The fall of certainty
(I recently rediscovered this piece, written a week after Christchurch’s major earthquake while my partner worked for Victim Support and we stayed in our Addington flat – Heather Sylvawood)
On this first day back in the city I find myself caught in a Carmelite-like situation where I am left to pray and imagine the sorrows of the world while others get out and do things.
Our little bolt hole is the epitome of privacy – I feel the jolts as the great earth mother creaks her bones and tosses about to find a comfortable spot to rest for another millennium, but only the sirens and occasional texts from people out in the city let me know what is happening.
Reports come in
From my partner Tre comes in a report that the evacuation centre at Pioneer Stadium where she is stationed has been evacuated itself to check out the safety of the structure. The refugees must wait to return to their borrowed mattresses on the floor.
From daughter Natalie a report that her boys are having a great time on the skateboard ramp across the road from a crumpled Basilica beyond the cordon. I suggest the boys could use some of the local streets so crumpled are they that cars treat them like a series of road humps.
Another daughter and her husband text in delight that their chemical toilet has finally arrived. It is a relief that some normalcy has descended into their lives. They’re still without power or running water but having a toilet as opposed to a hole in their backyard has become the height of luxury.
EQC staff blitz our area marking off each residence as they inspect whether it is structurally sound. Tre is briefly home, but still wearing her Victim Support ID and they recognise it. There is a moment of camaraderie – an acknowledgement of a common purpose and then they move on.
Fly past of the victims
This afternoon the air is cut, cut, cut by the rotor blades of a series of choppers. We are less than a kilometre from South Hagley Park and I suddenly realise that these khaki Darth Vadars have arrived to take bruised and broken bodies to the morgue at Burnham. It seems fitting that these victims should fly above us … they gave their lives as the city shook itself beyond recognition.
Less than three kilometres away people from many nations hand pick rubble to uncover the next victim for the Darth Vadar patrol .., and yet here, around our barely-touched flat, the wind tosses the trees and splinters the sun shadows. The traffic sound is quieter than I remember for a shopping Saturday. Even the voices of neighbours are absent.

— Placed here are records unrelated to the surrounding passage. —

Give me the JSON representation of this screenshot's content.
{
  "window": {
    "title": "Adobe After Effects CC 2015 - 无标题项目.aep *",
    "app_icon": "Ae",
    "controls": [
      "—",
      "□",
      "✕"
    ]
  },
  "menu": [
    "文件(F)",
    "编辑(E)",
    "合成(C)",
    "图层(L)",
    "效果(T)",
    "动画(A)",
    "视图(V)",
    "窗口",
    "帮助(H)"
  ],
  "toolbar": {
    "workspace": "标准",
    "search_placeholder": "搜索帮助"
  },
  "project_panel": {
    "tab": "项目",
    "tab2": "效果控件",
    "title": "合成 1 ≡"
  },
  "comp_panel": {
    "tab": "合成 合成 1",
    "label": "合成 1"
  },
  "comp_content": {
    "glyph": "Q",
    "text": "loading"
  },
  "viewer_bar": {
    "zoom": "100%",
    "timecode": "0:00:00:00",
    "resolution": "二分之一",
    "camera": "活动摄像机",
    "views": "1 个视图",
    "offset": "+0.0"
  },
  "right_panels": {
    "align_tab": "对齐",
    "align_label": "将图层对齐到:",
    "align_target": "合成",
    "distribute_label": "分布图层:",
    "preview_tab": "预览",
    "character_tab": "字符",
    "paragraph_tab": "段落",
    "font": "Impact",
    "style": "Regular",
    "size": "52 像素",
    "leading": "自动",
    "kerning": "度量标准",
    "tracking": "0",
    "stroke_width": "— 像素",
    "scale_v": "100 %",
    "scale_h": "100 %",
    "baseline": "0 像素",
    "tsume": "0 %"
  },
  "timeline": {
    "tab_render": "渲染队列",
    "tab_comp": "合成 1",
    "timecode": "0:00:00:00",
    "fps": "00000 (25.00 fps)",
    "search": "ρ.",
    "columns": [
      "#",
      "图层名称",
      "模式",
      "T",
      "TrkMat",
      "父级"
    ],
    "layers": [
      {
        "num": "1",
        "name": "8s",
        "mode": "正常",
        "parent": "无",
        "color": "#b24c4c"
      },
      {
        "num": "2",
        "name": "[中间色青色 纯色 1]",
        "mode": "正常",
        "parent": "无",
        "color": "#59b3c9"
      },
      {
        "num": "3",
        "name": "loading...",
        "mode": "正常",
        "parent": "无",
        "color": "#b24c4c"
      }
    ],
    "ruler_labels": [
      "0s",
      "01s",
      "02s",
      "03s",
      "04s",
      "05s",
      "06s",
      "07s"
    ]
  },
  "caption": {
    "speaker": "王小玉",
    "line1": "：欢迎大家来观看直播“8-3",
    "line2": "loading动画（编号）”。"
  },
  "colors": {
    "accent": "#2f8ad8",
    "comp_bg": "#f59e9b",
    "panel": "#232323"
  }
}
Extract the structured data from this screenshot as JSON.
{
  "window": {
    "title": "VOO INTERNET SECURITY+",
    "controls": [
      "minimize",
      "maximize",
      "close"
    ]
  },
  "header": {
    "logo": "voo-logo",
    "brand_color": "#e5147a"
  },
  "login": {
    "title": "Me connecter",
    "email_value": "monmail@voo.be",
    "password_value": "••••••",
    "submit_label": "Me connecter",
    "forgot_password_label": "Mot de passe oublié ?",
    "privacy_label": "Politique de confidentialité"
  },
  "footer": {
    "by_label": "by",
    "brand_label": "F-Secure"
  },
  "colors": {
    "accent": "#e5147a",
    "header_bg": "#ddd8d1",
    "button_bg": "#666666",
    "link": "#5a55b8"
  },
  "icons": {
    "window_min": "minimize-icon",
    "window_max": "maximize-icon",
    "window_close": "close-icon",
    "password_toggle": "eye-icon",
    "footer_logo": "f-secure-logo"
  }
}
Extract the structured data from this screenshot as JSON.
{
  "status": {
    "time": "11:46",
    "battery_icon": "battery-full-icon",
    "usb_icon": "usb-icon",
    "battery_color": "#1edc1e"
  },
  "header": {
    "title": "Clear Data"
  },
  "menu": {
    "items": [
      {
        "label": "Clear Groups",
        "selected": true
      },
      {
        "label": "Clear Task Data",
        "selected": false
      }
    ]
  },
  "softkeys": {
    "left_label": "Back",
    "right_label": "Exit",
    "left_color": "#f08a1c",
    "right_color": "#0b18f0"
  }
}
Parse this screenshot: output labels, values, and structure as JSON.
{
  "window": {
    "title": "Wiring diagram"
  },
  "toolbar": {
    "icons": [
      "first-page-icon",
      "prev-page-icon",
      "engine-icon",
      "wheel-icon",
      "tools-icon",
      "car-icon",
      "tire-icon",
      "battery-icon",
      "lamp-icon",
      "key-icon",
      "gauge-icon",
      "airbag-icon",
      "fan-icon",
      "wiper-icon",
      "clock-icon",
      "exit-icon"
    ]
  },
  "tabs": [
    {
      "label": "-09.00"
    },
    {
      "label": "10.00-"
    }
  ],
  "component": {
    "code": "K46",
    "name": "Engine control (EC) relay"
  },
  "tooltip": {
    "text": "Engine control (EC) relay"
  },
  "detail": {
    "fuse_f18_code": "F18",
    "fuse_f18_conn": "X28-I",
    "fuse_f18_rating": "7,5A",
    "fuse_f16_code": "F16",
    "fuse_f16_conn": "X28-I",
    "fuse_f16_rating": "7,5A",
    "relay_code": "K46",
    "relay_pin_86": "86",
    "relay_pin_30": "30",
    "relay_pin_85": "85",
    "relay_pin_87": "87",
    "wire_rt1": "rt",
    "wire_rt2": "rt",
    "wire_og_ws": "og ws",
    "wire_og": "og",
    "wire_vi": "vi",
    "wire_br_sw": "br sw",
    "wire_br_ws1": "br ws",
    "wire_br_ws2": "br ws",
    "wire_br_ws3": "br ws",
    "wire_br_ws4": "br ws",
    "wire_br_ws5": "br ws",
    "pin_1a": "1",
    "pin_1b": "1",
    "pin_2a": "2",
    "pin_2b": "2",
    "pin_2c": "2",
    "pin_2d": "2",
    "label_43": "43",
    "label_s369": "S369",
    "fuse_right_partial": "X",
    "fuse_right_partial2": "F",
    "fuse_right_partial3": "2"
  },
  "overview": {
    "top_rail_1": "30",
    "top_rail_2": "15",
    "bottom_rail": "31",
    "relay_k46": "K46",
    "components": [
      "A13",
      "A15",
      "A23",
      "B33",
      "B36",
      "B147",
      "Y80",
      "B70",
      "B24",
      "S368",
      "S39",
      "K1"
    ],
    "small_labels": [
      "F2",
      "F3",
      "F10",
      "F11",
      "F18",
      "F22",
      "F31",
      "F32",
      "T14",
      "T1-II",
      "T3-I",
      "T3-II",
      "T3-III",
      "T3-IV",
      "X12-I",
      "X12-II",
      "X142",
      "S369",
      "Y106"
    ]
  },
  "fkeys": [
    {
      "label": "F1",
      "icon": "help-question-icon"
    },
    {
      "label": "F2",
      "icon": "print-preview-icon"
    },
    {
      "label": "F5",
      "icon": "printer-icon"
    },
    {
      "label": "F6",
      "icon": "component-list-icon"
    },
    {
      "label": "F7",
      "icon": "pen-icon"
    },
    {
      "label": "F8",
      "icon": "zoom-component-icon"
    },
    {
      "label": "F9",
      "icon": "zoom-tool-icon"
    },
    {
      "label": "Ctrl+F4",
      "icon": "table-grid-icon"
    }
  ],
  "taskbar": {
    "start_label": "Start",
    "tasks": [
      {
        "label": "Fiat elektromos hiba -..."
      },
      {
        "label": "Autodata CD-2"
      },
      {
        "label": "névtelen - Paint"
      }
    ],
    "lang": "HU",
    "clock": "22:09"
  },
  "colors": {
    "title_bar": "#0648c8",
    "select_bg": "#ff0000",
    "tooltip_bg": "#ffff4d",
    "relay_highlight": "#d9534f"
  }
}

I am here as a camp follower, displaced, working on my computer, which I can do anywhere, but don’t feel like doing. I want to be picking up pieces too. This is my city, a city that shared the birth of four of my children and five grandchildren. I want to give them back some certainty. But I cannot.
An earthquakes’ legacy
And that is probably the greatest legacy this catastrophic earthquake has given Christchurch residents – the certainty that we can never again be certain. It’s snatched the tragedy from the distance of television screens and planted it firmly in our heads. Life is uncertain.
Several days have passed – too fast. They have tumbled their impressions like loose debris into my consciousness.
- Waking to earthquakes in the night, and sometimes not waking. Dreaming weird dreams of improbable people tossed together.
- Clutching bench tops and chairs that cannot give any protection, but instinctively wanting solid support during the aftershock.
- Hearing stories of escape and more stories of random destruction.
The instinct of survival
My daughter and son-in-law are being entertained by a couple of other Kiwis in a house that does have power, water and a flushing loo. A large jolt has three of them (the Kiwis) diving under the substantial table, while our German son-in-law rushes around in a panic looking for a doorway safe enough to stand in.
“That’s what comes of living in the shaky isles,” my daughter muses. “All those earthquake drills have become instinctual.”
That may be so, but the wobbling glass and metal table I have to shelter under does not fill me with such confidence.
When will the next one strike?
We seem to be in a constant state of tension. A sudden rumble as a truck passes, or the vibration of the ranch slider sliding open, have our ears on alert. The instant fight or flight decision when a rumble materialises into a shake: ‘Is it going to go on, or get larger, or start breaking things?’
It seems that the community is being divided into opposing groups.
- The ‘copers’ who dig their outside loos, cover their roof holes or prop up their leaning walls; and the shocked and paralysed who want ‘someone’ to arrive and fix things.
- The short tempered drivers who honk if they have to wait more than a second while someone makes a tricky manoeuvre over liquefaction humps; and the courteous drivers who stop and let others cross-over in front or quietly join the queue ahead of them.
- The residents still in darkness, who fear looters; and the looters themselves whose thefts often seem to be based on survival: petrol, food, bedding.
Of course, some criminally inclined use the cover of darkness as a way of making their job so much easier, and equally there are those whose wrath and anger would have them do despicable things to the thieves.
There is certainly nothing like a disaster to bring out the best and worst in people.